Thanks for the comment. “The fence” certainly gets a lot of attention. I’m pretty sure there’s a humorous/ironic aspect to “the fence” that hasn’t been highlighted yet. If I can confirm it, I’ll work it into the next blog entry.
Also, wasn’t Donovan the “fiscally responsible” candidate or did I imagine that? And yet Tom Hall delivers a Town budget that reflects an 8+% increase. Huh?
This blog piece is very important. I, too, have been to the dredge more than a few times and spoken to the officials at Ferry Beach. I know that the Town Councilors are following this blog, but I wonder if they have visited the dredge?. I hope they are following these comments as well because I’m not sure they’re listening to me or anyone else anymore about beaches and dog owners at the meetings and I’m about to make a suggestion:
Dear Town Councilors and Town Manager, Please be leaders in this community, and SAVE taxpayer’s money (even if most of it is Federal…it’s still ours). Only YOU CAN do this….not us measly taxpayers. Please, please, please contact our Senators and Reps and the USFWS and Army Corps and make this dredge continue! What a waste of time and money if this doesn’t keep going, for all of the reasons written in this blog. We know (as Audubon has already said and USFWS has indicated) that it is very unlikely that any bird would want to nest on Western Beach this year. In fact, the data shows that a dredge can destroy the habitat for a couple of years…..while perhaps helping it…for the next couple? The Town Council needs to show some leadership on this issue. It’s not that difficult. Direct the manager to make the calls! That’s your job! Because if you really care about the fishermen and women and the plover, you will do this. A failure to do so is admission that you never really cared about either. It would also be an admission that you will allow a personal agenda for beaches to be “hidden” by something you never really cared about in the first place. Please do the right thing this time. Thank you.

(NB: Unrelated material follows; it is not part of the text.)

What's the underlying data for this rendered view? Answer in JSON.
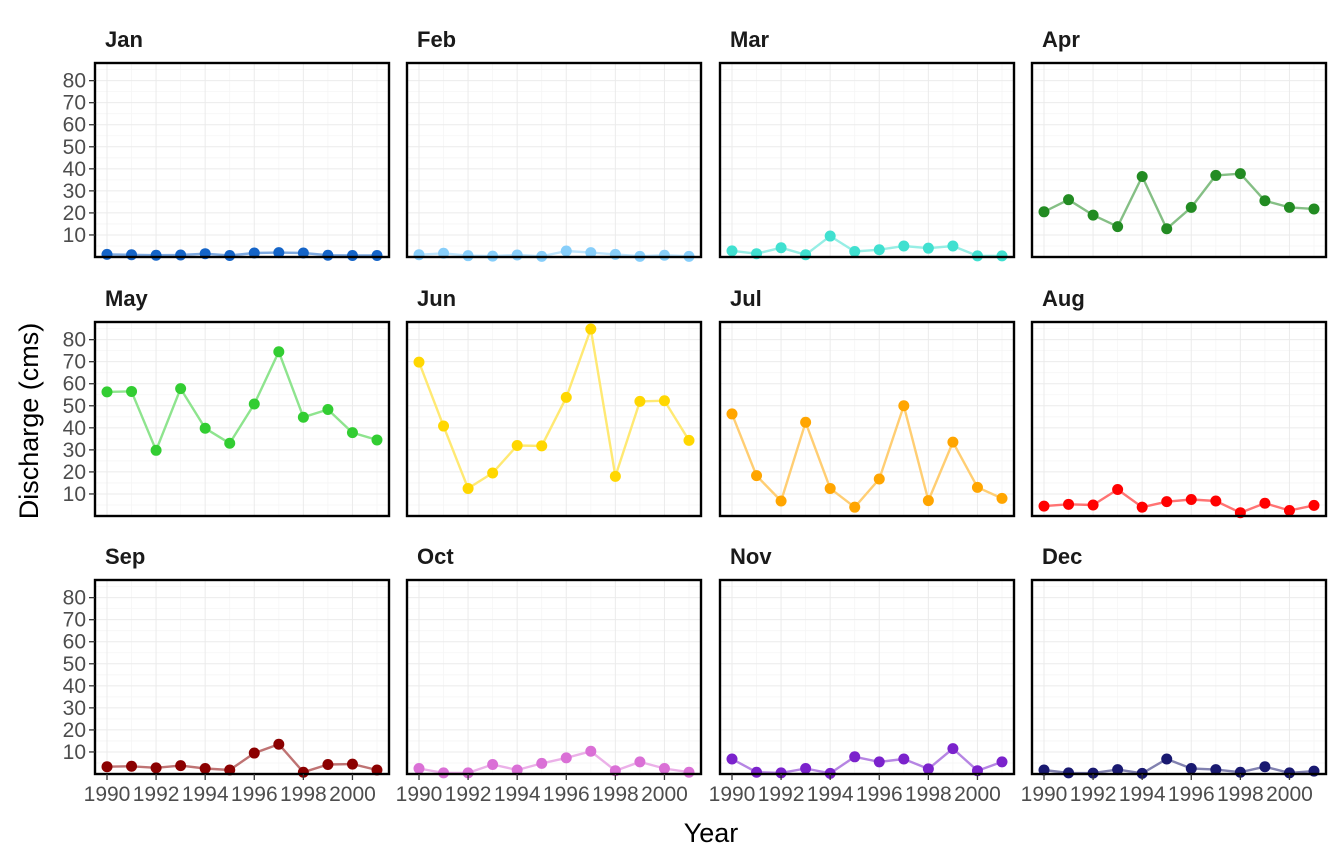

oops…and I forgot to thank you TT for this blog and your excellent tongue in cheek with real facts! I appreciate being able to smile about something that touches my heart so deeply and pisses me off so greatly! Bravo.
DONOVAN – BACK DOOR CONTROL OVER HIGGINS BEACH
The Plover issue is out of control, the people have spoken, and they have been ignored. The town manager should have seen this coming.
This issue should have never gotten to this point, bad decisions have been made right from the beginning, and they continue to be made. What next – no fishing, or surfing, and do away with parking? That is all on Donovan’s agenda. To make things worse, it appears town manager is in agreement with him. Don’t forget Blaise from Higgins Beach who supports this.
Donovan purposely put the mouth of the river at Higgins Beach out of bounds for dogs to discourage everyone, from bring their dog to Higgins.
If we have to, we can petition the dog issue again. We have the support and our numbers are stronger, something the council does not have.
Donovan has made every effort to control Higgins Beach and make it a resident only beach. His supporters have someone lined up to run in the next election.
Election is coming up and we will make a change, probably as much as 2 councilors will be replaced do to bad judgment.
It’s time to call your councilors, have you kids call, they can make a difference, let the council know you want to play on the beach with your pet.
Don’t forget to mention the increase in taxes, which Donovan said he would not support.
Love reading this blog. Even if I didn’t care anything about this issue I would read this – wish you could reach more people though – like have a newspaper column for a while.